Grazie, Parlamento di sua maestà britannica

Volodymyr Zelens’kij, presidente dell’Ucraina, è volato a Londra per far visita a Sua Maestà britannica, Re Carlo III, e per tenere un discorso innanzi al Parlamento, a Camere riunite. Ha ringraziato, esplicitamente, l’ex premier Boris Johnson per l’appoggio all’Ucraina dato per primo, nelle immediate ore successive alla tentata invasione da parte della Federazione russa. Azione continuata, senza riserve, dai suoi successori. Invio di armi, istruzione dei combattenti ucraini. Richiesta di nuove armi, come ormai da copione.

Il non detto, tuttavia, è più importante delle affermazioni. Il discorso s’è tenuto in quel tempio dello Stato libero che è l’antica aula di Westminster, dove si svolsero le diverse vicende le quali portarono alla vittoria della democrazia liberale. Tra quei fatti, la difficile conquista della libertà di credenza, dopo la istituzione di una chiesa di Stato, episcopale: la chiesa anglicana. Con un altro clero “cattolicheggiante” e uno basso, più protestanteggiante. Poi, via via, il rispetto anche di confessioni diverse. Uno dei massimi teologi cristiano ortodossi di fine XX inizi del XXI secolo, Kallistos Ware, fu il vescovo di Oxford. Oggi, all’apparenza, l’Ucraina ripercorre la fase antica ed intollerante di quel processo, intraprendendo il riconoscimento di una chiesa “nazionale”, nata in violazione degli ierocanoni ortodossi, ma riconosciuta autocefale da parte del Patriarca di Costantinopoli.

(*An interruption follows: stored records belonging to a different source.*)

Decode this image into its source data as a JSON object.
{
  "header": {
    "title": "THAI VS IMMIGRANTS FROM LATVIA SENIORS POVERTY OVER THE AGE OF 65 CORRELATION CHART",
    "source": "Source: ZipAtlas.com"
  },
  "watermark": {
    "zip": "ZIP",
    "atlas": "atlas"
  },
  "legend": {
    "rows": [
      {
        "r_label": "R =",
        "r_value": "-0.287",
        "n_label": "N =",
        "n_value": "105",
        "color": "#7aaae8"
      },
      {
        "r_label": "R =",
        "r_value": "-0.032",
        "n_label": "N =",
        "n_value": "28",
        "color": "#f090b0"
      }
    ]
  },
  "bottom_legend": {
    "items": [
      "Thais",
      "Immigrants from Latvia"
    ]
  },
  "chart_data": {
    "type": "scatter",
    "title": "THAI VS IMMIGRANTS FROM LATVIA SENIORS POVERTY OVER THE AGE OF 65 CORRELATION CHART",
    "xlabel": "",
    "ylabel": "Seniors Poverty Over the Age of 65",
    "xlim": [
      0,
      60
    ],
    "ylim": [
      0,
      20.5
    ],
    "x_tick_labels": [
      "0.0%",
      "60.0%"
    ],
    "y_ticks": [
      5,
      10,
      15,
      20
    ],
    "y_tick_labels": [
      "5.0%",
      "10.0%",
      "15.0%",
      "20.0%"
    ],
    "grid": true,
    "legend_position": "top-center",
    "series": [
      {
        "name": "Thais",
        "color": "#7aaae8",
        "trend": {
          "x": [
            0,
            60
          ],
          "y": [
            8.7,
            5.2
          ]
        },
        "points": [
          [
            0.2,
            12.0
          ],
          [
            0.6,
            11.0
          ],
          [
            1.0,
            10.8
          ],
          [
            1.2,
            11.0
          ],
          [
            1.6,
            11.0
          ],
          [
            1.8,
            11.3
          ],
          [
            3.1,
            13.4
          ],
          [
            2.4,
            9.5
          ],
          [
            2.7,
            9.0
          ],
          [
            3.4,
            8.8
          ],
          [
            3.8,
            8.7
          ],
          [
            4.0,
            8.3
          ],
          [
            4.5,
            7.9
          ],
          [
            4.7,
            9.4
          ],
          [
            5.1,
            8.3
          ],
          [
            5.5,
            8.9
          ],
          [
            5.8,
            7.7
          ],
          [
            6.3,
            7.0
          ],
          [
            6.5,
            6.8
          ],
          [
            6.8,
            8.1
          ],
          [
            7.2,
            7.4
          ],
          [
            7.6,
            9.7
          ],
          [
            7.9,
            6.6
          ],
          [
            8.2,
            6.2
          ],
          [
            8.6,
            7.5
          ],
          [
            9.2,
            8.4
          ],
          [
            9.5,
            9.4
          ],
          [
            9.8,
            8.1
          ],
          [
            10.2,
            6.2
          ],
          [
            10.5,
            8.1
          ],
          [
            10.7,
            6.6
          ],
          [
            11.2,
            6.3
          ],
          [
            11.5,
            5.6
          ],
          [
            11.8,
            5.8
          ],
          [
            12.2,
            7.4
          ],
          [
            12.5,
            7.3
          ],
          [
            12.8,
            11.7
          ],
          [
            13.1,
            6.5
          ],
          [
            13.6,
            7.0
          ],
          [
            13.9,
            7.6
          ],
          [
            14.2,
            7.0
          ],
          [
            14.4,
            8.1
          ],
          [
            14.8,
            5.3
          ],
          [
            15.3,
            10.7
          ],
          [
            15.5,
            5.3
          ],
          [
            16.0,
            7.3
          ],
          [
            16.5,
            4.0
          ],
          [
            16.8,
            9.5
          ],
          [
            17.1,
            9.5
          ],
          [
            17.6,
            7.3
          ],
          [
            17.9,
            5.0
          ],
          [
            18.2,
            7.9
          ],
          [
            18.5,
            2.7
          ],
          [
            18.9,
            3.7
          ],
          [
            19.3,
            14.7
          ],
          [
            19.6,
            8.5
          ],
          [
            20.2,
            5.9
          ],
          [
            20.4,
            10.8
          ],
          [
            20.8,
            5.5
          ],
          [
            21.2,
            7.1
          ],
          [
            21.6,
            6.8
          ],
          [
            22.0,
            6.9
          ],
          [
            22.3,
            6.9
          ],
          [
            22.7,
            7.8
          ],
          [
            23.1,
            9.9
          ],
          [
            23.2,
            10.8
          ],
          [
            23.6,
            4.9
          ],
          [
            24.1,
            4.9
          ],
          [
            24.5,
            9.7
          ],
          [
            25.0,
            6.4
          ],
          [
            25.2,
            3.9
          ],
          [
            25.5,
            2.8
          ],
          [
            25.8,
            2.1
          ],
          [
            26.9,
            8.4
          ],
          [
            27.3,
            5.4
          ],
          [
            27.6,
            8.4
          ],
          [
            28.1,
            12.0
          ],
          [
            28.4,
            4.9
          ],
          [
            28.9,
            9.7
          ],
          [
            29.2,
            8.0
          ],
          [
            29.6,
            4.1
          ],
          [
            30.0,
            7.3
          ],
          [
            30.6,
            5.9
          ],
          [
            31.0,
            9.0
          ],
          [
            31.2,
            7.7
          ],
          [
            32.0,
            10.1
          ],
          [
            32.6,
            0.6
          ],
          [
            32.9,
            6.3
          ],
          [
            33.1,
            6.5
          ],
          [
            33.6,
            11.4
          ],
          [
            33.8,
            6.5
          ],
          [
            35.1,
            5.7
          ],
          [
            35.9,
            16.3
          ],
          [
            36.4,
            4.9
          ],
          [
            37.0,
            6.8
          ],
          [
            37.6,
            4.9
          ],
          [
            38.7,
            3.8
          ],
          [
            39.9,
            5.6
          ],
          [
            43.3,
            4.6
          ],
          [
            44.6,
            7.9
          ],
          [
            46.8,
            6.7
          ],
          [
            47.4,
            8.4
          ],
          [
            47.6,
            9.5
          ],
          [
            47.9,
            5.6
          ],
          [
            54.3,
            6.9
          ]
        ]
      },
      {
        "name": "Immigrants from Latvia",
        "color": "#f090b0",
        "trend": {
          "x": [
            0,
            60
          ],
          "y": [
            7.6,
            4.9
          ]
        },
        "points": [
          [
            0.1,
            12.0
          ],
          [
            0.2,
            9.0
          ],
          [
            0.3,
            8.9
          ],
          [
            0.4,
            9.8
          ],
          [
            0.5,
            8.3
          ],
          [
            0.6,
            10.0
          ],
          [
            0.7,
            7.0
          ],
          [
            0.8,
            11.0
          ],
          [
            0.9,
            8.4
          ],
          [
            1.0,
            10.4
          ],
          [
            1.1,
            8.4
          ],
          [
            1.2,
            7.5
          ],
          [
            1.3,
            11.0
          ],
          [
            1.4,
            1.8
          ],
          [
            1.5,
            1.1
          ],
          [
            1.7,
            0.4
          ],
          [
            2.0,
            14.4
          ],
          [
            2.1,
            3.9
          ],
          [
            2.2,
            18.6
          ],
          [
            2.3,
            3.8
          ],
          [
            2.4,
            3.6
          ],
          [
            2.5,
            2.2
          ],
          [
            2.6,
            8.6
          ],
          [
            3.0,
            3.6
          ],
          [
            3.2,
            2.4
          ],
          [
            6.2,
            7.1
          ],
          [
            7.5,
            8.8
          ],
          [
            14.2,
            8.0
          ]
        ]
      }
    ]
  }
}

Salvo il fatto che, dal nono secolo, la chiesa ortodossa ucraina è radicata tra la gente ed è, in un certo senso, la madre del Patriarcato di Mosca; dalle cui posizioni, in questa situazione, si mantiene per altro indipendente e critica. Adesso quel governo procede, nei suoi confronti, con confische. Tutte le sue chiese sono chiuse nell’Ucraina occidentale. Si ha notizia di preti e monaci fermati, arrestati, torturati, uccisi. Si agiva così anche nell’Inghilterra di Elisabetta I, nei confronti dei cattolici romani, nel millecinquecento; non, però, nel Regno Unito di Elisabetta II, nel Millenovecento. Troppa acqua è passata sotto i ponti del Tamigi. Evidentemente non ne scorre a sufficienza sotto i ponti del Dnepr. Volodymyr Zelens’kij cita, anche, spesso, nel discorso, il demonio. A questi, Woland, come lo chiama, dedica in fondo il suo maggiore romanzo, Il maestro e Margherita, il più grande scrittore che sia nato a Kiev nel secolo passato: Michail Afanas’evič Bulgakov. Peccato sia scritto in lingua russa, e l’attuale governo stia ritirando dalle biblioteche i testi in quella lingua.